Le 16 septembre 2026, la Chambre des représentants américaine a adopté le Ratepayer Protection Act, référencé H.R. 9340, par 417 voix contre 3. Le texte demande aux commissions de régulation des États d’examiner des standards applicables aux très gros consommateurs d’électricité, en pratique les centres de données tirant plus de 100 mégawatts, afin qu’ils supportent l’intégralité du coût incrémental de leur alimentation plutôt que de le voir reporté sur les autres abonnés. Le chiffre qui compte n’est pas le seuil de puissance. C’est 417 contre 3.
Le consensus est l’information
Washington décrit depuis des mois l’infrastructure de l’intelligence artificielle comme un impératif stratégique, notamment face à la Chine. Et le premier texte fédéral consacré explicitement au coût local de cette infrastructure obtient une quasi-unanimité bipartisane. Les 2 positions ne sont pas contradictoires, elles sont simplement séparées : une chose peut être indispensable à l’échelle nationale et impopulaire à l’échelle d’un comté. Ce que le vote établit, c’est que cette séparation est désormais assumée politiquement, et qu’aucun camp n’a jugé rentable de défendre le report automatique de la facture sur les ménages.
Le débat public change donc de question.

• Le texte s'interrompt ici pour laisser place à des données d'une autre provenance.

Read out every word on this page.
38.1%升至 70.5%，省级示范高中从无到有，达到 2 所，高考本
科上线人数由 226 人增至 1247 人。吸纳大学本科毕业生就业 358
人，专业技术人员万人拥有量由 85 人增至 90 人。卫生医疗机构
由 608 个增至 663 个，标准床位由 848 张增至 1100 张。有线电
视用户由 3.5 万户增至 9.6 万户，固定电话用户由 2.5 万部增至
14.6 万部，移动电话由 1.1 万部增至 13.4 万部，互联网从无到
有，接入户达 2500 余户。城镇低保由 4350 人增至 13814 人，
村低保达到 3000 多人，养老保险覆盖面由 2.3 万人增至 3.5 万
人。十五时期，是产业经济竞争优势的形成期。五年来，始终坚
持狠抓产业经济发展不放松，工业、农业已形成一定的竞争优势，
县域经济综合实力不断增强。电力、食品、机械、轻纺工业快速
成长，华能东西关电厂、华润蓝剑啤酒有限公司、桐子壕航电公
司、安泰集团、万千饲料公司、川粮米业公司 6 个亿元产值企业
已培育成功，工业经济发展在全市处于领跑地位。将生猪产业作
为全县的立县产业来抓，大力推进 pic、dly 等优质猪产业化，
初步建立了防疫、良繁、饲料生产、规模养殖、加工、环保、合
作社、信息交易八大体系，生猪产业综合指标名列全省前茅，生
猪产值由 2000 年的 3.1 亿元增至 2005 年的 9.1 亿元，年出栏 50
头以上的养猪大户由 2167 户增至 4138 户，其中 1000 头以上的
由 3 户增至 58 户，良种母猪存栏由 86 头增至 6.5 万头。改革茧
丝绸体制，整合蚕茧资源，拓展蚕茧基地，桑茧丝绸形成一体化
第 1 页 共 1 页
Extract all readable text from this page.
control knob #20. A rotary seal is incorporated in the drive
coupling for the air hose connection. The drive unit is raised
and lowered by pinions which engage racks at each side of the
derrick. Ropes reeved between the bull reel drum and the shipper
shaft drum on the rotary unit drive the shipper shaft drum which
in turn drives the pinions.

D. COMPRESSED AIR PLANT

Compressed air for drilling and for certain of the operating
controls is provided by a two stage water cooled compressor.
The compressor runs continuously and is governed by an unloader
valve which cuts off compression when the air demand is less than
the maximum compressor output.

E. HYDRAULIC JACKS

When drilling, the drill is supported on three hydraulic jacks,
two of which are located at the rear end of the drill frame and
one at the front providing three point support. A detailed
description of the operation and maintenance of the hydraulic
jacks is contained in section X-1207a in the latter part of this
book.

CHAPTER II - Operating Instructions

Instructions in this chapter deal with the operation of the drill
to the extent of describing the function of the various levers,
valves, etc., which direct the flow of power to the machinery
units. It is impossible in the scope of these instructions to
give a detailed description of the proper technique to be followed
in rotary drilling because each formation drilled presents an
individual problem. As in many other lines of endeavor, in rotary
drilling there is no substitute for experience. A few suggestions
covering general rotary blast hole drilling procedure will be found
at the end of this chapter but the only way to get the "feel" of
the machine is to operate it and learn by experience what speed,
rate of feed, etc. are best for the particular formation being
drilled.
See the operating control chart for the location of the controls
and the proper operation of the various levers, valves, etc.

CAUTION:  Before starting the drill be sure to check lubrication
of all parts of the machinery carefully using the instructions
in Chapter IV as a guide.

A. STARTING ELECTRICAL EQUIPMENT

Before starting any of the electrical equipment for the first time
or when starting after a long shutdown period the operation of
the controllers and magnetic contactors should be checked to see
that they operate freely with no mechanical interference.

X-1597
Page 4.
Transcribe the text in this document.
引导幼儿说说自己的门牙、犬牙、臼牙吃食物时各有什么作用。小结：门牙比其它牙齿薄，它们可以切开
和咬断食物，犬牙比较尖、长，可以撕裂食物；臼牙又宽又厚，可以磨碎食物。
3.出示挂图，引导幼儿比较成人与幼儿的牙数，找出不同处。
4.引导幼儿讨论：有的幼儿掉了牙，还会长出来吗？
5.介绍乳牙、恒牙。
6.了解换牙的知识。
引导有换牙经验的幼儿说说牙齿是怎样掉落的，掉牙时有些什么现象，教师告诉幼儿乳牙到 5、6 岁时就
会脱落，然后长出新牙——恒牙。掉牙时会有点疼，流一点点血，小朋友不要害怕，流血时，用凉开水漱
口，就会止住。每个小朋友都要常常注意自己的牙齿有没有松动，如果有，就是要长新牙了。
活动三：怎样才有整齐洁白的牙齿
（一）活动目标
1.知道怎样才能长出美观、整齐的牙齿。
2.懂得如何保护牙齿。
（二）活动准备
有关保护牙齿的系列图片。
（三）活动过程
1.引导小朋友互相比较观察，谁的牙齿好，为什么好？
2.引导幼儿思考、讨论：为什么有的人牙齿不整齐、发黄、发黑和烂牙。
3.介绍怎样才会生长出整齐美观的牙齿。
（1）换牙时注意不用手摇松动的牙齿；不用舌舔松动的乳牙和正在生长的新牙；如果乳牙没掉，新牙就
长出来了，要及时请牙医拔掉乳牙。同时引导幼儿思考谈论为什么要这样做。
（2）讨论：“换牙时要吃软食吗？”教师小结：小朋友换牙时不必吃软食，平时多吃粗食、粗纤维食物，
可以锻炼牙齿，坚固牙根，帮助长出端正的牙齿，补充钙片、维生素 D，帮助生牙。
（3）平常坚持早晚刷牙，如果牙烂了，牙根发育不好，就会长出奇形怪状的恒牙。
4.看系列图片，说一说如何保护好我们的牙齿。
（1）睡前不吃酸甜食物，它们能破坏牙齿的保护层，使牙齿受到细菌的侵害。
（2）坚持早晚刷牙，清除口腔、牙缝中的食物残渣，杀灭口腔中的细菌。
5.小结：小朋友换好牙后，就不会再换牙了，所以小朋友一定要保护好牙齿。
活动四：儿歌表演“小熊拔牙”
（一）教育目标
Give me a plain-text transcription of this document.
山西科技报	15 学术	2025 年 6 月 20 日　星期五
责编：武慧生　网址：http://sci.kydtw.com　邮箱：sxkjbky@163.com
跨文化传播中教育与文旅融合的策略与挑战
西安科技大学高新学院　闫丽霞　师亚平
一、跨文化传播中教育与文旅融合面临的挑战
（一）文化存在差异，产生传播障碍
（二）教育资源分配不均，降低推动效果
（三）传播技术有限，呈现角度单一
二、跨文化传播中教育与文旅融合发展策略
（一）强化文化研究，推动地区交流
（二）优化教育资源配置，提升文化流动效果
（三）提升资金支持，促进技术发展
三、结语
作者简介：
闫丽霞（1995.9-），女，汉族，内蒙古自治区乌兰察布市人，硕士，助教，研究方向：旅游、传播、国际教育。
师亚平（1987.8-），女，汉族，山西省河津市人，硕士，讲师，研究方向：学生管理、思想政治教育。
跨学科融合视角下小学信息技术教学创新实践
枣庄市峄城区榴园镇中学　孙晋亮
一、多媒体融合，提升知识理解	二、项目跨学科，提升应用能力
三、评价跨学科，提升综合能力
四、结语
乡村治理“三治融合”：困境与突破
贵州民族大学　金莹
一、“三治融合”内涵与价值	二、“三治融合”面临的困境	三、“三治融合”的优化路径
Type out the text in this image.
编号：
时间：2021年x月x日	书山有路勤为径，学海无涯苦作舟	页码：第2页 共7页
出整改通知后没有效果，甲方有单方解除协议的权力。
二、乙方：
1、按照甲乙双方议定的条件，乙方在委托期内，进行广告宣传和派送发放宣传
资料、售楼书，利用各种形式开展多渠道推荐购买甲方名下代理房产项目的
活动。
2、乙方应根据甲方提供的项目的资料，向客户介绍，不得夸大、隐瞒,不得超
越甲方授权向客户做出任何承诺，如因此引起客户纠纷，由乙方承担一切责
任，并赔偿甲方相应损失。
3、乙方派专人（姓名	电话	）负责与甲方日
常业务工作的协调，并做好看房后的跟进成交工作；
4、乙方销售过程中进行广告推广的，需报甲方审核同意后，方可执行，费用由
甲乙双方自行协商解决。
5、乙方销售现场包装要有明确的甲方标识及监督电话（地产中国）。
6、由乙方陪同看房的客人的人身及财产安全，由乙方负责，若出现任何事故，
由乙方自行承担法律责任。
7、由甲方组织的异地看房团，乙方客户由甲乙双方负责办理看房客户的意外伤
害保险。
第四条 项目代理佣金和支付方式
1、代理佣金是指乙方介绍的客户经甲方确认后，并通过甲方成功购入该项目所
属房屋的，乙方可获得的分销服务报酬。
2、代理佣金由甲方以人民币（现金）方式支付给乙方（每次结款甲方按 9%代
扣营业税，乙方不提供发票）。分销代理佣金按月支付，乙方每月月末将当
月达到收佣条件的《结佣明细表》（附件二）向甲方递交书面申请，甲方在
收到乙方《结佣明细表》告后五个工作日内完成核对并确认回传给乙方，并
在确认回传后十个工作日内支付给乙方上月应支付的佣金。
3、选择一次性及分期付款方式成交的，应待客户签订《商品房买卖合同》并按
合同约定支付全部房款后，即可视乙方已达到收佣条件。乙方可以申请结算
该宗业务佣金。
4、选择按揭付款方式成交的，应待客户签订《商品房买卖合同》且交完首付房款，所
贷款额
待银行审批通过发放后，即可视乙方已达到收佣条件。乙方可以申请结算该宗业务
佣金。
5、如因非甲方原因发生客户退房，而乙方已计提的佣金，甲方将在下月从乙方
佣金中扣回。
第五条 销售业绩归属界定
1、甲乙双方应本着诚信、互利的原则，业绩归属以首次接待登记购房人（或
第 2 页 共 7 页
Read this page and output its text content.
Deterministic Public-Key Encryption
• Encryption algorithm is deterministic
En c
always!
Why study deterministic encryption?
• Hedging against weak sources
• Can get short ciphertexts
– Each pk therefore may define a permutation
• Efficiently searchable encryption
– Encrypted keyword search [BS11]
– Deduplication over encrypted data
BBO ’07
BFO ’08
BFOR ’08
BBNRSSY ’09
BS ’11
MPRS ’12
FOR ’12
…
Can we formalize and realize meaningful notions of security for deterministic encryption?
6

Il ne porte plus sur le fait d’être pour ou contre l’intelligence artificielle, une opposition qui n’a jamais rien décidé. Il porte sur une question que les affaires publiques savent traiter : qui paie l’infrastructure de la puissance. Reuters rapporte par ailleurs qu’une enquête de l’université du Massachusetts à Amherst mesure à 11 % la part des Américains interrogés qui accepteraient la construction d’un centre de données d’intelligence artificielle dans leur communauté. Nous n’avons pas pu consulter cette étude à la source et la citons comme rapportée.
Les 2 récits sont vrais en même temps
Le récit national est simple : un centre de données est un actif de souveraineté, une condition de la compétition technologique, un investissement et des emplois. Le récit local l’est tout autant : c’est une facture d’électricité qui monte, un réseau à renforcer que quelqu’un devra payer, de l’eau, du foncier, du bruit, et un équipement dont l’utilité pour le voisinage n’est pas évidente. L’erreur classique, en affaires publiques, consiste à croire que l’un des 2 récits est faux et qu’il suffira de le corriger par de la pédagogie. Les 2 sont vrais, ils répondent simplement à des questions différentes.
Cette configuration n’est pas nouvelle. L’éolien, les lignes à très haute tension, les antennes, les entrepôts logistiques et les installations nucléaires l’ont connue avant. Une difficulté s’y ajoute pourtant, et elle est spécifique. Dans les dossiers précédents, l’opposant local contestait un projet privé ou une politique énergétique. Ici, le porteur du projet peut invoquer la sécurité nationale, ce qui déplace la contestation sur un terrain où l’habitant paraît arbitrer entre son confort et l’intérêt du pays. C’est un avantage de cadrage considérable, et c’est aussi un piège : une souveraineté invoquée pour faire taire une objection de facture produit du ressentiment, pas du consentement.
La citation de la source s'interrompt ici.